Qué estoy haciendo? Se me está yendo el santo al cielo, pues quería hablar de algo a lo que, por tamaño, no prestamos atención, pero a lo que sí atendemos cuando nos molestan. Me refiero a los insectos, y a la escasez que he notado este verano. Este año, a la hora de circular por las carreteras, y lo hago todos los días en el trabajo que me ha salido, me he percatado que la gran cantidad de insectos que terminaban estrellados contra la carrocería del coche, es infinitamente menor que en años anteriores. Navegando por la red, he descubierto que este hecho tiene nombre: el "fenómeno parabrisas". También he visto que no he sido yo solo el que se ha dado cuenta, que los entomólogos que hacen trabajos de campo llevan varios años dándose cuenta de ello. Indagando más profundamente, he visto que este descenso se está observando desde hace décadas, y hasta se cuantifica: desde el año 1989 hasta hoy, los entomólogos han visto disminuidas sus capturas en un 80%, independientemente de los métodos utilizados.
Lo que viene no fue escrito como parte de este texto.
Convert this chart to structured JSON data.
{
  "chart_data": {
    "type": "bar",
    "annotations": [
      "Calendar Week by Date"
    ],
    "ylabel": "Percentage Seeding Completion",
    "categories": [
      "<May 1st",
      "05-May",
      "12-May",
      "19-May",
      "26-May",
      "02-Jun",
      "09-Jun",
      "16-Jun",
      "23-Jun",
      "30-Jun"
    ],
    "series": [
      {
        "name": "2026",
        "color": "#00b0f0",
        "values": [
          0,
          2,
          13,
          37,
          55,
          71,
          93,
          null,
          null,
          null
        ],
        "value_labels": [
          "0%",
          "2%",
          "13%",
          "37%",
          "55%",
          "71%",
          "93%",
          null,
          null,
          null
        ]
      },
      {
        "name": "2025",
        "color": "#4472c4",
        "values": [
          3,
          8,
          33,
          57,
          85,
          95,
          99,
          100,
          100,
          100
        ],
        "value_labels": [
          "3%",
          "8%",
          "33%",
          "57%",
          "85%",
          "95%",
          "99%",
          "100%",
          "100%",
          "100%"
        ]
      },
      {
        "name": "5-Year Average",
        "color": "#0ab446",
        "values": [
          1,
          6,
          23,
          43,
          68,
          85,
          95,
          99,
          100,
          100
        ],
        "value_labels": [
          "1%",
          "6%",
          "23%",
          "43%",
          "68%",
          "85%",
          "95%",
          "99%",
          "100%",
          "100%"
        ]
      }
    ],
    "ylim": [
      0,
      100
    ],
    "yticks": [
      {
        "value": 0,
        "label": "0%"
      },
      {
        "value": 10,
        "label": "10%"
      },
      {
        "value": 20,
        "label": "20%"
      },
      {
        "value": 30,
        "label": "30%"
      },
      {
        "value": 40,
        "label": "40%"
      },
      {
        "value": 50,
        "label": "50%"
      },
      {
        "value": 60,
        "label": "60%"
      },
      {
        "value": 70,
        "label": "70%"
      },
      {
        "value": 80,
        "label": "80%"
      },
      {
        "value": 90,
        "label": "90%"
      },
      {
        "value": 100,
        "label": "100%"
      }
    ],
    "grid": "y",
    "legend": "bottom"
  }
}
Un recuerdo que tengo muy vivo, a pesar de ser muy pequeño por aquel entonces, es la bronca que nos echó mi abuela, a un amiguete y a mí, por matar moscas en la persiana del salón de casa. Los veranos, según terminaba el colegio, me iba volando a casa de mis abuelos, en el pueblo, donde aprendí a amar la naturaleza. Vendían, por aquel entonces, un pequeño arco de plástico, con una flecha con ventosa. Una tarde en las que las moscas estaban especialmente pesadas, nos sentamos frente a la persiana y nos pusimos a matar a todas aquellas que se posaban. Llegó un momento, que es cuando nos vio mi abuela y nos ganamos la bronca, en que la persiana no era blanca, o beis, sino que estaba completamente colorida, desde el rojo sanguíneo al negro "pasta moscuna". No sé la cantidad de seres alados que pudimos matar, pero no exageraría nada si digo que cientos de ellas.
Obviamente, nuestro sistema económico incentiva el control de insectos, siempre vistos como enemigos a exterminar; siendo, como son, vitales para la polinización vegetal, han perdido mucho peso en su proceso natural: basta con comprar las semillas patentadas, completamente preparadas para su germinación. Pero no solo hay que echarle la culpa a los insecticidas, herbicidas y demás cidas, pues aquí se pone de manifiesto, una vez más, la incidencia del cambio climático en todos los aspectos de la vida planetaria. Estamos en un momento donde las plantas brotan, o florecen, cuando deberían estar en estado de latencia, hecho que trae aparejado que, cuando eclosionan los insectos, ya no haya flores donde alimentarse. La Naturaleza es demasiado compleja como para establecer relaciones simples? seguiremos informando.